I think it is entirely believable that Alito could write in 1985, as an executive branch advocate, that Roe should be overturned yet testify in 2006 that as a Supreme Court justice, he would approach abortion cases with an open mind.

The most ardent originalist scholars and judges generally have a deferential respect for Supreme Court precedent. They regard it as a monumental matter to overturn longstanding decisions, even if wrongly decided originally.

Equally significant, those with a restraint-oriented judicial philosophy are naturally predisposed against being predisposed on issues that might come before them. Engrained in them is the idea that the judiciary functions in a passive role. Before ruling on a matter, they await a real “case or controversy” between actual litigants.

It is against their philosophy even to flirt with considering how they might decide any case until it has come before them, they’ve become informed on the facts and law, and heard the arguments of the advocates.

I have little doubt that Judge Alito is personally against abortion and, as a matter of policy, probably believes it should be illegal, perhaps with certain exceptions. I further believe that he still thinks, like most legal scholars, that Roe was wrongly decided or wrongly reasoned.

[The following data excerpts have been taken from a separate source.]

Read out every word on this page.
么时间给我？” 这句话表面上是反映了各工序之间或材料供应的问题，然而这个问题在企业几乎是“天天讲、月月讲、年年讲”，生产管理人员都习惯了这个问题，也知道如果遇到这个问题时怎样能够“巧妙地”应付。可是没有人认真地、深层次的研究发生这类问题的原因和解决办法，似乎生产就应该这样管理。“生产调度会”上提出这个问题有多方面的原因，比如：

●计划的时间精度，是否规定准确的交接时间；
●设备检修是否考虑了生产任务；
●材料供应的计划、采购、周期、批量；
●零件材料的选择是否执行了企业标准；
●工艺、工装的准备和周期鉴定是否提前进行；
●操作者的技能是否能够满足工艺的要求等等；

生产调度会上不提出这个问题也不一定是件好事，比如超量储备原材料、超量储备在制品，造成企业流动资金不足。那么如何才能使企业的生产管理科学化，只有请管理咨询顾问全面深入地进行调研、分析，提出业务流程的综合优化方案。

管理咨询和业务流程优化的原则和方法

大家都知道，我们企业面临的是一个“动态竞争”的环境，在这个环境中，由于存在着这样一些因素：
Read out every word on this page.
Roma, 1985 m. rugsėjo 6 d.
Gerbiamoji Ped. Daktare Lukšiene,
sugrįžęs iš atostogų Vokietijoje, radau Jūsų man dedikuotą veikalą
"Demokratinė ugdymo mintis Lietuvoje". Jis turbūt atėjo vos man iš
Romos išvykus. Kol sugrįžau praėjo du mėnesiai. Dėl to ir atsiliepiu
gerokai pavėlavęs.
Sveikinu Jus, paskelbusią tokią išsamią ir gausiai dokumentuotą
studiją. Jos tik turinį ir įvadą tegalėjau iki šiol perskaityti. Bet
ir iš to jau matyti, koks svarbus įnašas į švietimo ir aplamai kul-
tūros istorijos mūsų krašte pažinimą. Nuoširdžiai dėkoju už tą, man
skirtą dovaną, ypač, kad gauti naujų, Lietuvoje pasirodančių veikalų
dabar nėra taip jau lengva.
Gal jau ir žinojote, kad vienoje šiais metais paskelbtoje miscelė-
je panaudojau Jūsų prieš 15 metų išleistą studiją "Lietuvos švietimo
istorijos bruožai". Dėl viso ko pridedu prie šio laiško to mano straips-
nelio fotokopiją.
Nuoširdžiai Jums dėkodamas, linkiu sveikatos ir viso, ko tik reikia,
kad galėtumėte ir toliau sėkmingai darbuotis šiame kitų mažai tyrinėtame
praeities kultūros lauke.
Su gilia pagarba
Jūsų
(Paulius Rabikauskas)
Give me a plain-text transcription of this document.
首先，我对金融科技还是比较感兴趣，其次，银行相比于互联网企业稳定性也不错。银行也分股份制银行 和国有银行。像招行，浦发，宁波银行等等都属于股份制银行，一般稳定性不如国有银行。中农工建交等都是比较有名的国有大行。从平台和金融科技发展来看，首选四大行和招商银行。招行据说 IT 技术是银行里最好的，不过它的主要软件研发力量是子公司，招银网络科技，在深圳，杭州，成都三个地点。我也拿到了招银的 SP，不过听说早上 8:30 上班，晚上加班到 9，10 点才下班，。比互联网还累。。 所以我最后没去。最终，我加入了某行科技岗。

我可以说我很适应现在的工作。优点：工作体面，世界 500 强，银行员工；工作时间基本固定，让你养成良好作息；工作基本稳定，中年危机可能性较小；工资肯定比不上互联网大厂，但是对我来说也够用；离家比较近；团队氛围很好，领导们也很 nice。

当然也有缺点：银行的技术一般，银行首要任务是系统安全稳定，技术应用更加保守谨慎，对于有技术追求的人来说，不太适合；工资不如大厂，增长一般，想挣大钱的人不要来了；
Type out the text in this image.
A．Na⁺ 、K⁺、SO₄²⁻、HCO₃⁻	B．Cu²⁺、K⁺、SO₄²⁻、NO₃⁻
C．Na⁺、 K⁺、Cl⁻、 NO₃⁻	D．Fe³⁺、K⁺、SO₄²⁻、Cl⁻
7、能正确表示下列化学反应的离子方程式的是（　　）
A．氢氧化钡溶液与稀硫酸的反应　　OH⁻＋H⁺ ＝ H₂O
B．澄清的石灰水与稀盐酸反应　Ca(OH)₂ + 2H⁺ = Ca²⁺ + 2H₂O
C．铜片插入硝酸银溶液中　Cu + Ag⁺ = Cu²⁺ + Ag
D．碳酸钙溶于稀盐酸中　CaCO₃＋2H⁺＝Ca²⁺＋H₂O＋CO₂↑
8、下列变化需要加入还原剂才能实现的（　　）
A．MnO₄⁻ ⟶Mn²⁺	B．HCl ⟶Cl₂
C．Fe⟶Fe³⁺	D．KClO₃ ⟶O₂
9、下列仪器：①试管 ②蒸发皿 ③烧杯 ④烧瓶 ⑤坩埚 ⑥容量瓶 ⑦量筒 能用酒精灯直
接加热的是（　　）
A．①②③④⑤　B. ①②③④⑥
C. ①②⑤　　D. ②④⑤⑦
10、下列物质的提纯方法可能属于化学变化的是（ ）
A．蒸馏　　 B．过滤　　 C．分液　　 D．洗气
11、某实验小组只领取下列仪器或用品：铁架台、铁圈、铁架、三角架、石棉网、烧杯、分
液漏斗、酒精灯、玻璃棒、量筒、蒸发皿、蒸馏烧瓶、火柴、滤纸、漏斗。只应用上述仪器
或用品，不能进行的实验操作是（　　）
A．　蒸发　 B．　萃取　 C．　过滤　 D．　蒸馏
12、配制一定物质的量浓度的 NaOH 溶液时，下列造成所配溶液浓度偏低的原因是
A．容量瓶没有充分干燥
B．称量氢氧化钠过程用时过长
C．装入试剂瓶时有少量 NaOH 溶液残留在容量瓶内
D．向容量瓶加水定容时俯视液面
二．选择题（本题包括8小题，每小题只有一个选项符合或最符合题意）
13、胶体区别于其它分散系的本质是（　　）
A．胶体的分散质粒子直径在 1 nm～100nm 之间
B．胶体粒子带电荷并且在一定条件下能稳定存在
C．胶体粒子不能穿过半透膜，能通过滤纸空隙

But as a strong supporter of Judge Alito, and one who would like to see Roe overturned and the legality of abortion referred back to the several states, I think there’s a good chance — but am hardly sure — that Judge Alito would vote to overturn it. I honestly don’t think he knows, either, because he has no idea how such a case might eventually come before him.

The only ones who think they know for sure how Judge Alito would rule are the scoundrels interrogating him, as they readily project onto him their own willingness to rewrite the Constitution to conform to their policy agenda. Because of the flaws in their character and principles, they are apparently blinded to the gems in his.